Contudo, foi aprovada em 1996 a Lei de Patentes durante o governo Fernando Henrique Cardoso, que representou um grande retrocesso. Esse projeto foi aprovado precocemente no Brasil, e afetou profundamente a nossa capacidade de desenvolvimento autóctone e estruturação de uma indústria farmoquímica nacional.

Por outro lado, tivemos em 1999 a criação da política de genéricos, que foi muito importante porque ampliou o mercado e abriu um caminho para que um conjunto de empresas brasileiras crescesse. Hoje, entre as principais indústrias farmacêuticas do país, encontram-se uma série de empresas de capital nacional.

O surgimento da Anvisa, nesse mesmo período, também foi um divisor de águas fundamental. Hoje, ela está entre as dez maiores agências reguladoras do mundo e afetou positivamente o padrão de segurança da produção e do consumo de medicamentos.

Já no governo Lula I, em 2004, veio a Política Industrial, Tecnológica e do Comércio Exterior, que envolvia quatro setores estratégicos: os fármacos e medicamentos vinham ao lado de semicondutores, softwares e bens de capital. O Farmácia Popular, criado em 2006 no final do primeiro governo Lula, cumpriu um papel fundamental na ampliação desse mercado de medicamentos e no fortalecimento da capacidade produtiva.

E na minha gestão como Ministro da Saúde, em 2007, houve, pela primeira e única vez, a quebra da patente – o que chamamos pelo nome técnico de licenciamento compulsório – de um medicamento: o Efavirenz. A ação foi fundamental, porque nós conseguimos por meio dela, através de engenharia reversa, desenvolver um produto nosso, desde o princípio ativo até o produto final, com a Fiocruz e um conjunto de quatro farmoquímicas de capital nacional.

Nesse contexto, é importante reforçar que tudo o que nós estamos discutindo é geopolítica também. É preciso entender que o Banco Mundial e um conjunto de organismos internacionais, historicamente, atuam através de intelectuais orgânicos do capital e do neoliberalismo para influenciar ou até impedir a expressão dessas políticas. Não só políticas de saúde que busquem a equidade, mas também as que buscam a autonomia e a ampliação da capacidade produtiva própria. A atuação desses organismos expressa, na verdade, os interesses de empresas, conglomerados e de certos países.

Isso é evidente e óbvio. Tanto é que tudo que nós começamos em 2007 na minha gestão, e que teve continuidade com os ministros Alexandre Padilha e Arthur Chioro, depois se perdeu, foi interrompido ou paralisado.

Agora, em outro contexto, com a liderança do Ministério da Saúde e uma nova visão estratégica, marcada por um olhar mais consistente e ampliado, nós poderemos colocar de pé novamente esse movimento histórico de autonomia e ampliação da capacidade produtiva brasileira.

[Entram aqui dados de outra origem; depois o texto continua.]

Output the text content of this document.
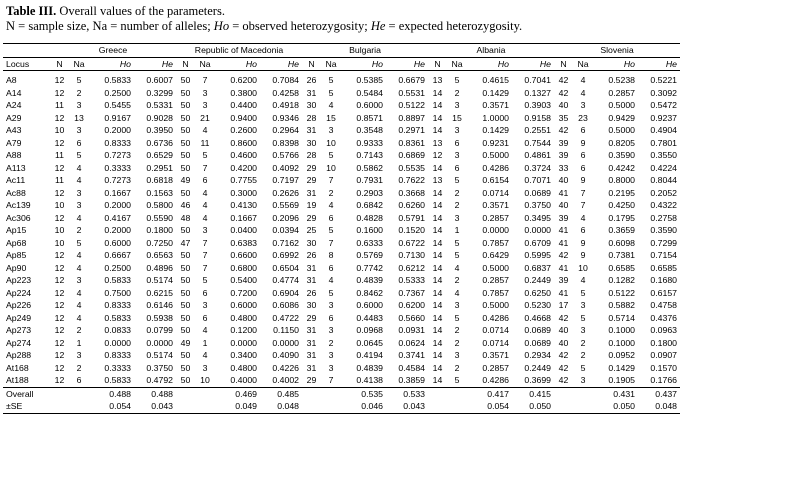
Table III. Overall values of the parameters.
N = sample size, Na = number of alleles; Ho = observed heterozygosity; He = expected heterozygosity.
	Greece				Republic of Macedonia				Bulgaria				Albania				Slovenia			
Locus	N	Na	Ho	He	N	Na	Ho	He	N	Na	Ho	He	N	Na	Ho	He	N	Na	Ho	He
A8	12	5	0.5833	0.6007	50	7	0.6200	0.7084	26	5	0.5385	0.6679	13	5	0.4615	0.7041	42	4	0.5238	0.5221
A14	12	2	0.2500	0.3299	50	3	0.3800	0.4258	31	5	0.5484	0.5531	14	2	0.1429	0.1327	42	4	0.2857	0.3092
A24	11	3	0.5455	0.5331	50	3	0.4400	0.4918	30	4	0.6000	0.5122	14	3	0.3571	0.3903	40	3	0.5000	0.5472
A29	12	13	0.9167	0.9028	50	21	0.9400	0.9346	28	15	0.8571	0.8897	14	15	1.0000	0.9158	35	23	0.9429	0.9237
A43	10	3	0.2000	0.3950	50	4	0.2600	0.2964	31	3	0.3548	0.2971	14	3	0.1429	0.2551	42	6	0.5000	0.4904
A79	12	6	0.8333	0.6736	50	11	0.8600	0.8398	30	10	0.9333	0.8361	13	6	0.9231	0.7544	39	9	0.8205	0.7801
A88	11	5	0.7273	0.6529	50	5	0.4600	0.5766	28	5	0.7143	0.6869	12	3	0.5000	0.4861	39	6	0.3590	0.3550
A113	12	4	0.3333	0.2951	50	7	0.4200	0.4092	29	10	0.5862	0.5535	14	6	0.4286	0.3724	33	6	0.4242	0.4224
Ac11	11	4	0.7273	0.6818	49	6	0.7755	0.7197	29	7	0.7931	0.7622	13	5	0.6154	0.7071	40	9	0.8000	0.8044
Ac88	12	3	0.1667	0.1563	50	4	0.3000	0.2626	31	2	0.2903	0.3668	14	2	0.0714	0.0689	41	7	0.2195	0.2052
Ac139	10	3	0.2000	0.5800	46	4	0.4130	0.5569	19	4	0.6842	0.6260	14	2	0.3571	0.3750	40	7	0.4250	0.4322
Ac306	12	4	0.4167	0.5590	48	4	0.1667	0.2096	29	6	0.4828	0.5791	14	3	0.2857	0.3495	39	4	0.1795	0.2758
Ap15	10	2	0.2000	0.1800	50	3	0.0400	0.0394	25	5	0.1600	0.1520	14	1	0.0000	0.0000	41	6	0.3659	0.3590
Ap68	10	5	0.6000	0.7250	47	7	0.6383	0.7162	30	7	0.6333	0.6722	14	5	0.7857	0.6709	41	9	0.6098	0.7299
Ap85	12	4	0.6667	0.6563	50	7	0.6600	0.6992	26	8	0.5769	0.7130	14	5	0.6429	0.5995	42	9	0.7381	0.7154
Ap90	12	4	0.2500	0.4896	50	7	0.6800	0.6504	31	6	0.7742	0.6212	14	4	0.5000	0.6837	41	10	0.6585	0.6585
Ap223	12	3	0.5833	0.5174	50	5	0.5400	0.4774	31	4	0.4839	0.5333	14	2	0.2857	0.2449	39	4	0.1282	0.1680
Ap224	12	4	0.7500	0.6215	50	6	0.7200	0.6904	26	5	0.8462	0.7367	14	4	0.7857	0.6250	41	5	0.5122	0.6157
Ap226	12	4	0.8333	0.6146	50	3	0.6000	0.6086	30	3	0.6000	0.6200	14	3	0.5000	0.5230	17	3	0.5882	0.4758
Ap249	12	4	0.5833	0.5938	50	6	0.4800	0.4722	29	6	0.4483	0.5660	14	5	0.4286	0.4668	42	5	0.5714	0.4376
Ap273	12	2	0.0833	0.0799	50	4	0.1200	0.1150	31	3	0.0968	0.0931	14	2	0.0714	0.0689	40	3	0.1000	0.0963
Ap274	12	1	0.0000	0.0000	49	1	0.0000	0.0000	31	2	0.0645	0.0624	14	2	0.0714	0.0689	40	2	0.1000	0.1800
Ap288	12	3	0.8333	0.5174	50	4	0.3400	0.4090	31	3	0.4194	0.3741	14	3	0.3571	0.2934	42	2	0.0952	0.0907
At168	12	2	0.3333	0.3750	50	3	0.4800	0.4226	31	3	0.4839	0.4584	14	2	0.2857	0.2449	42	5	0.1429	0.1570
At188	12	6	0.5833	0.4792	50	10	0.4000	0.4002	29	7	0.4138	0.3859	14	5	0.4286	0.3699	42	3	0.1905	0.1766
Overall			0.488	0.488			0.469	0.485			0.535	0.533			0.417	0.415			0.431	0.437
±SE			0.054	0.043			0.049	0.048			0.046	0.043			0.054	0.050			0.050	0.048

Um personagem importante no contexto atual é o secretário de Ciência e Tecnologia do MS, Carlos Gadelha. Nós nos encontramos na Fiocruz em um momento muito especial do final dos anos 90 do século passado, trabalhando juntos na criação do projeto Inovação, um projeto de prospecção tecnológica da Fundação Oswaldo Cruz. Coordenamos juntos também um estudo sobre a indústria de vacinas para o BNDES e uma disciplina de pós-graduação sobre o complexo industrial da saúde. 

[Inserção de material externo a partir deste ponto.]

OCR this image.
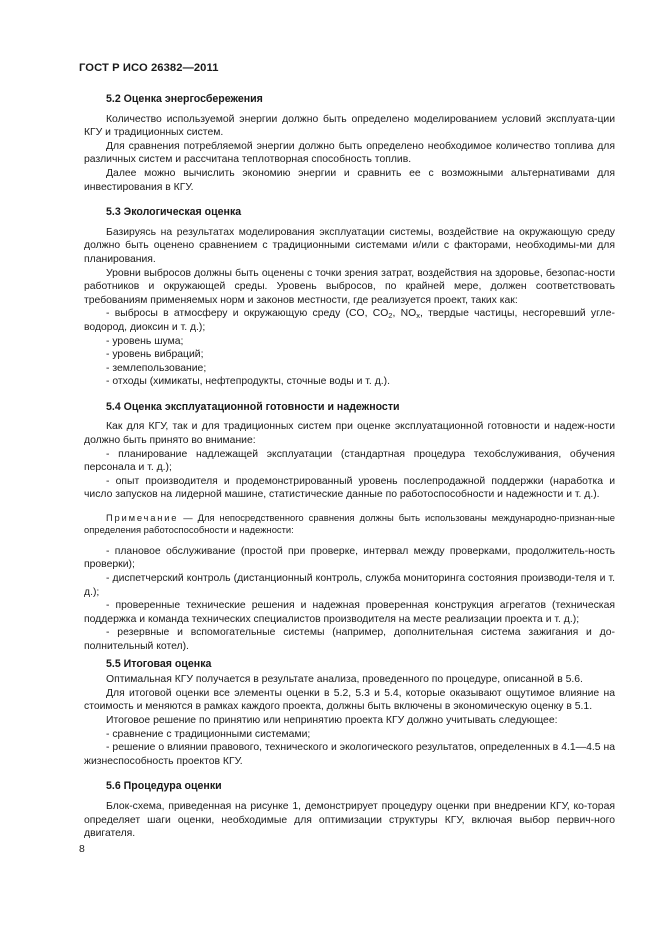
ГОСТ Р ИСО 26382—2011
5.2 Оценка энергосбережения

Количество используемой энергии должно быть определено моделированием условий эксплуата-ции КГУ и традиционных систем.

Для сравнения потребляемой энергии должно быть определено необходимое количество топлива для различных систем и рассчитана теплотворная способность топлив.

Далее можно вычислить экономию энергии и сравнить ее с возможными альтернативами для инвестирования в КГУ.

5.3 Экологическая оценка

Базируясь на результатах моделирования эксплуатации системы, воздействие на окружающую среду должно быть оценено сравнением с традиционными системами и/или с факторами, необходимы-ми для планирования.

Уровни выбросов должны быть оценены с точки зрения затрат, воздействия на здоровье, безопас-ности работников и окружающей среды. Уровень выбросов, по крайней мере, должен соответствовать требованиям применяемых норм и законов местности, где реализуется проект, таких как:

- выбросы в атмосферу и окружающую среду (CO, $CO_2$, $NO_x$, твердые частицы, несгоревший угле-водород, диоксин и т. д.);

- уровень шума;

- уровень вибраций;

- землепользование;

- отходы (химикаты, нефтепродукты, сточные воды и т. д.).

5.4 Оценка эксплуатационной готовности и надежности

Как для КГУ, так и для традиционных систем при оценке эксплуатационной готовности и надеж-ности должно быть принято во внимание:

- планирование надлежащей эксплуатации (стандартная процедура техобслуживания, обучения персонала и т. д.);

- опыт производителя и продемонстрированный уровень послепродажной поддержки (наработка и число запусков на лидерной машине, статистические данные по работоспособности и надежности и т. д.).

Примечание — Для непосредственного сравнения должны быть использованы международно-признан-ные определения работоспособности и надежности:

- плановое обслуживание (простой при проверке, интервал между проверками, продолжитель-ность проверки);

- диспетчерский контроль (дистанционный контроль, служба мониторинга состояния производи-теля и т. д.);

- проверенные технические решения и надежная проверенная конструкция агрегатов (техническая поддержка и команда технических специалистов производителя на месте реализации проекта и т. д.);

- резервные и вспомогательные системы (например, дополнительная система зажигания и до-полнительный котел).

5.5 Итоговая оценка

Оптимальная КГУ получается в результате анализа, проведенного по процедуре, описанной в 5.6.

Для итоговой оценки все элементы оценки в 5.2, 5.3 и 5.4, которые оказывают ощутимое влияние на стоимость и меняются в рамках каждого проекта, должны быть включены в экономическую оценку в 5.1.

Итоговое решение по принятию или непринятию проекта КГУ должно учитывать следующее:

- сравнение с традиционными системами;

- решение о влиянии правового, технического и экологического результатов, определенных в 4.1—4.5 на жизнеспособность проектов КГУ.

5.6 Процедура оценки

Блок-схема, приведенная на рисунке 1, демонстрирует процедуру оценки при внедрении КГУ, ко-торая определяет шаги оценки, необходимые для оптимизации структуры КГУ, включая выбор первич-ного двигателя.

8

Na minha vida, foi muito importante ter recebido todo o aprendizado e acúmulo desse conjunto de ideias e iniciativas de que falei aqui, bebendo da fonte histórica desses brilhantes brasileiros que lutaram ao longo de décadas por essa perspectiva. Eu tive o privilégio de poder transformá-las pela primeira vez em uma política de Estado que, neste novo contexto, sob a liderança do presidente Lula e da ministra Nísia Trindade, ganha ainda mais consistência e brilho.